- Theatrical release poster
- Directed by: Dean Hamilton Bob Clark (uncredited)
- Written by: Rolfe Kanefsky Dean Hamilton Gerry Anderson
- Produced by: Dean Hamilton Kirk Shaw
- Starring: Pamela Anderson Denise Richards Emmanuelle Vaugier Kevin Farley John Farley Byron Mann
- Cinematography: C. Kim Miles
- Edited by: Stan Cole
- Music by: Peter Allen
- Production companies: Insight Film Studios Pneumatic Pictures Canadian Global Media
- Distributed by: Rigel Entertainment First Look Studios
- Release date: January 18, 2008 (United States);
- Running time: 94 minutes
- Country: Canada
- Language: English
- Budget: $8 million
- Box office: $780,000

= Blonde and Blonder =

Blonde and Blonder is a 2008 Canadian comedy film directed by Dean Hamilton and starring Pamela Anderson, Denise Richards, and Emmanuelle Vaugier. The film was released on January 18, 2008.
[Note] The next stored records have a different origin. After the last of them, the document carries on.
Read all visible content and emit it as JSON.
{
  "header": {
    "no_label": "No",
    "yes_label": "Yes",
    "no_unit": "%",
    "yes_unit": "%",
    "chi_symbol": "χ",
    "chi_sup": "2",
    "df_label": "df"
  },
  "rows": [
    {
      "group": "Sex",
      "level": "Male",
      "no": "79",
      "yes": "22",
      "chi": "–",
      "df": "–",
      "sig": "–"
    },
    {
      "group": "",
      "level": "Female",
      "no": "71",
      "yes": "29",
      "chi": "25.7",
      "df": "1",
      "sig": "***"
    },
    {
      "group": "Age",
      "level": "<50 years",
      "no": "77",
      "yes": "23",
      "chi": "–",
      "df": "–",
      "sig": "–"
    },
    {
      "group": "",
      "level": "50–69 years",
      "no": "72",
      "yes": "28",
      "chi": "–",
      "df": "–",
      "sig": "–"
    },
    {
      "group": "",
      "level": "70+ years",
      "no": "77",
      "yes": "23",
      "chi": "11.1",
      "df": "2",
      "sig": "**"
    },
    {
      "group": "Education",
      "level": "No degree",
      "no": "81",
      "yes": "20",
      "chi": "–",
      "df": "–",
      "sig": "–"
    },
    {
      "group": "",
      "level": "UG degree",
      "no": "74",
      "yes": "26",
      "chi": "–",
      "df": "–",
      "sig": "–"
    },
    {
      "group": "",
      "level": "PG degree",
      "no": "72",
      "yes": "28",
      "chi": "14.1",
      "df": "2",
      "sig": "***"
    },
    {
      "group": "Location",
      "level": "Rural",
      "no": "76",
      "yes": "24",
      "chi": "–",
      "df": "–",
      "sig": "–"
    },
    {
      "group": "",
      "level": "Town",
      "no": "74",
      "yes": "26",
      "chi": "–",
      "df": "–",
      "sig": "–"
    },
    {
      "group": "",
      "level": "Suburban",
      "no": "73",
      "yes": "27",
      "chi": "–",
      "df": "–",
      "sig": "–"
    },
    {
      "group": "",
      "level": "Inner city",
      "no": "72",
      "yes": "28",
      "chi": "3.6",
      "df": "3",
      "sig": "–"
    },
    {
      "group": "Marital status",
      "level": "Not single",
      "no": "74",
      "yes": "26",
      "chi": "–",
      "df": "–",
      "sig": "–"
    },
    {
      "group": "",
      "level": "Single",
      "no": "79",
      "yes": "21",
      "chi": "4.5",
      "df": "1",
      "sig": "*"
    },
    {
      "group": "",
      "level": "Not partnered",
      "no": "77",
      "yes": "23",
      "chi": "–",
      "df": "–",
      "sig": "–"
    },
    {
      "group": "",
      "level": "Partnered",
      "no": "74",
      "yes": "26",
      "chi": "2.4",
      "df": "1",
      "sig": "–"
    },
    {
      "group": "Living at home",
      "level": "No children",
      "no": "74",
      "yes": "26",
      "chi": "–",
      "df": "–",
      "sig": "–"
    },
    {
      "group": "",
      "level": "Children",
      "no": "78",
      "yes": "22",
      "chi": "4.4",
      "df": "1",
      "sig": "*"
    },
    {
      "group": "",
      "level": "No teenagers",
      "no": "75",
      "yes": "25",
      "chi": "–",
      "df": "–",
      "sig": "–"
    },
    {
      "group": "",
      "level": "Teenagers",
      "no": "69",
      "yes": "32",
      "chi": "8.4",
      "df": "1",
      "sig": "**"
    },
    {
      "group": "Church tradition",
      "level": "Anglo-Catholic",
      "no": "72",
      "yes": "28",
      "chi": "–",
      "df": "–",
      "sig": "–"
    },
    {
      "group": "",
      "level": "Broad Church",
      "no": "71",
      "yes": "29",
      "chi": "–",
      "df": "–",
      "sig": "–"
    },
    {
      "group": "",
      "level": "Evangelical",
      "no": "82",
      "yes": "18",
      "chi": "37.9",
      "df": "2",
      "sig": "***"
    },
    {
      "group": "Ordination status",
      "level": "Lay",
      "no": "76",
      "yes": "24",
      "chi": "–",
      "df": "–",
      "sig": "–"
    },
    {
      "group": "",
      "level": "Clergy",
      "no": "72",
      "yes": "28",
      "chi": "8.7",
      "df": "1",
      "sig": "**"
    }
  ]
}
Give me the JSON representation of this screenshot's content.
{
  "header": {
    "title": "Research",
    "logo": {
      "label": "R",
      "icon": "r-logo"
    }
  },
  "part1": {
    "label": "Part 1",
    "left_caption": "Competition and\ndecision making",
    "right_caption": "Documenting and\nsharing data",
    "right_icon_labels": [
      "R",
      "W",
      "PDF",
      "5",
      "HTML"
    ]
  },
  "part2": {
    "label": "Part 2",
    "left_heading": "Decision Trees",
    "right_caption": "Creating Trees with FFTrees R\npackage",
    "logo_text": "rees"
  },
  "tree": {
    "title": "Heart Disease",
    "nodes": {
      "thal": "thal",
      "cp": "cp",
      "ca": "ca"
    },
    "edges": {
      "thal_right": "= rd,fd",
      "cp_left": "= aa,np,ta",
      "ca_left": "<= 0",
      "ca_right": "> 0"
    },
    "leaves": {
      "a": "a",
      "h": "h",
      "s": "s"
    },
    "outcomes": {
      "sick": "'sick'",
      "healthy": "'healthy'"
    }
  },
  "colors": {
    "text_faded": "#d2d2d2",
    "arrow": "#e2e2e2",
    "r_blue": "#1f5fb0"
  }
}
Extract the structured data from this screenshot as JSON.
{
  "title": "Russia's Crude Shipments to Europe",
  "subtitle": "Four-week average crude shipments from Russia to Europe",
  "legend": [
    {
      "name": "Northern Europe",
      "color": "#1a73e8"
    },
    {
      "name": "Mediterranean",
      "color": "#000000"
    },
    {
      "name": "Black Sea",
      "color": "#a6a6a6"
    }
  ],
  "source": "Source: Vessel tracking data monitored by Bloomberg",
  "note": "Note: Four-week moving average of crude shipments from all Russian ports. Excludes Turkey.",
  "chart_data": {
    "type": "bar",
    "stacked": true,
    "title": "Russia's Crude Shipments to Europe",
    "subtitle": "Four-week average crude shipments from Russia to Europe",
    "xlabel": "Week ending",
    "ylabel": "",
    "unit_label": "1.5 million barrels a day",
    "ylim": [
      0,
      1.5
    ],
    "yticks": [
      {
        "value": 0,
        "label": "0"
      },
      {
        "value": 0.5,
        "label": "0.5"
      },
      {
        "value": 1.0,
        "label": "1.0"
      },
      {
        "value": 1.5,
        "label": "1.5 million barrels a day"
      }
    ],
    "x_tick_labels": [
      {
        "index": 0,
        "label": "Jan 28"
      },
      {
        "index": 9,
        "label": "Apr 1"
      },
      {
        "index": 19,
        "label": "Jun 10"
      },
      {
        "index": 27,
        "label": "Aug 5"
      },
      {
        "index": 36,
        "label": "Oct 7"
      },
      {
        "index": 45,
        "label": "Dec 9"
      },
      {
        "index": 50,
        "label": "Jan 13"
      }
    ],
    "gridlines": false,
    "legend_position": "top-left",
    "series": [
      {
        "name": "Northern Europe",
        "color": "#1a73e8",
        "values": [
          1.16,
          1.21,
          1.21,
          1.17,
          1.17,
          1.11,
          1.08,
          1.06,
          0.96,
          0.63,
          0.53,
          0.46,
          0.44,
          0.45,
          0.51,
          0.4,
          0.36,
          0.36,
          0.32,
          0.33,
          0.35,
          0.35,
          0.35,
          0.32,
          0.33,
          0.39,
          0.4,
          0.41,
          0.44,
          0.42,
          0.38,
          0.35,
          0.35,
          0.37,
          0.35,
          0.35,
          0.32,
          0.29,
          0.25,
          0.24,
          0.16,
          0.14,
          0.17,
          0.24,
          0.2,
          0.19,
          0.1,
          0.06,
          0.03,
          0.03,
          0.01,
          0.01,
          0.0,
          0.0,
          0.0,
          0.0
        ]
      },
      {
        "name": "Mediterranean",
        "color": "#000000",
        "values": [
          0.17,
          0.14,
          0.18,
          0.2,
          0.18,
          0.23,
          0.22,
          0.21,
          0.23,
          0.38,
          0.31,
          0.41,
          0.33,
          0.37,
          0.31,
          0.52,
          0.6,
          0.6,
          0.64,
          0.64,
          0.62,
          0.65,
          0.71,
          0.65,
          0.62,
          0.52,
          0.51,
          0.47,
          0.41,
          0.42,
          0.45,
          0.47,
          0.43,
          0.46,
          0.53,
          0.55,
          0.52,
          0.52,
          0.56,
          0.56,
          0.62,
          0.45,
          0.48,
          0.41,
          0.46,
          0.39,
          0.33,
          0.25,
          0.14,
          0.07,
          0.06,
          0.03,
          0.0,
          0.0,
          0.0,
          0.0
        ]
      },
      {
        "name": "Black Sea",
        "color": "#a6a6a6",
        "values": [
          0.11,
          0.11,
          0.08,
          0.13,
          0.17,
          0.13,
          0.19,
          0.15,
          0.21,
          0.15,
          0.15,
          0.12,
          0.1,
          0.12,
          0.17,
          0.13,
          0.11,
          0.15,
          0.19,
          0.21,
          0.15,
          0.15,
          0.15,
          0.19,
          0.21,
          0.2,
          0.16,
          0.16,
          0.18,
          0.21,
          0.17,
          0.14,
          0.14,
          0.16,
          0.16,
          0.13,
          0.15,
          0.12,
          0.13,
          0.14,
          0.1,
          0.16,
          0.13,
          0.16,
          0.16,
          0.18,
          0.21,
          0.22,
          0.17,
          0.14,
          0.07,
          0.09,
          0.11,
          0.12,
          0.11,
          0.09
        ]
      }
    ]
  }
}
The title is a nod to the 1994 comedy Dumb and Dumber. Besides the similar title, both films have no relation to each other.

==Plot==
Two dumb blondes, Dee Twiddle and Dawn St. Dom, meet each other for the first time at their first lesson in flight school and they like each other right away due to their numerous similarities. Dee is a professional dancer who has breast implants and a gassy pet turtle named Virgil. Dawn is a former secretary who has tried to be a dancer. After meeting with each other in flight school, Dawn takes off the training plane, believing that Dee is the teacher (and, unfortunately, vice-versa). Once they realized it’s both their first lesson, the girls panic and the plane crashes on a golf course. But both blondes survive the accident without injuries. The blondes quickly become best friends and they notice that they have been next-door neighbors for nearly a year.

Dee decides to help Dawn get a dancing gig at the Beaver Patch Lounge. Meanwhile, the Vancouver Italian Mafia decides to whack Lou Rimoli, a former mafia member and current informant, who is running the Beaver Patch Lounge. Rimoli is being protected by two agents Campbell and Gardenia. The Godfather of the mob sends two female assassins, Cat and Kit to whack Rimoli. The assassins succeed. However, Rimoli is murdered right before Dee and Dawn's audition. The mobsters, Leo and Swan, were supposed to monitor what was happening. After seeing Dee and Dawn run from the club, they mistake the blondes for being the infamous assassins Cat and Kit.

Consequently, Leo and Swan offer them $250,000 to "take out" Hang Wong, the head of the Triads in Niagara Falls, Ontario. Dee and Dawn agree, but they think that they have to take Wong on a date. Federal agents discover the plan to kill Wong and follow the blonde duo also thinking they are Cat and Kit. The Godfather sends Leo and Swan to follow the girls to make sure Wong gets whacked. Once the blonde duo arrive in Niagara Falls, they settle at a casino hotel and resort, which Mr. Wong owns. Cat and Kit also arrive there and find out that Dee and Dawn are pretending to be them and have been the hired assassins. They plan to get revenge for this double theft of reputation.

While Dawn is winning money at the casino, Dee meets Mr. Wong during his meeting with Leo and Swan. Dee tells Wong that Leo and Swan hired her to show him a good time. Federal agents spot Dee with Wong in the casino, and chase them. Wong decides to kidnap Dee and takes her to his yacht. Meanwhile, they are chased by the federal agents, Dawn, Cat and Kit. The federal agents and police take everyone into custody.

Back at the casino, the police arrest Kit and Cat, and also Wong for kidnapping Dee. Dawn and Dee kiss despite that Dawn finally finds her dream man Ken (who had joined her in the boat chase), and with the millions of dollars Dawn won at the casino, Dee and Dawn establish Dee and Dawn's Famous Turtle Sanctuary in the countryside where they only have one turtle but promise to have more soon.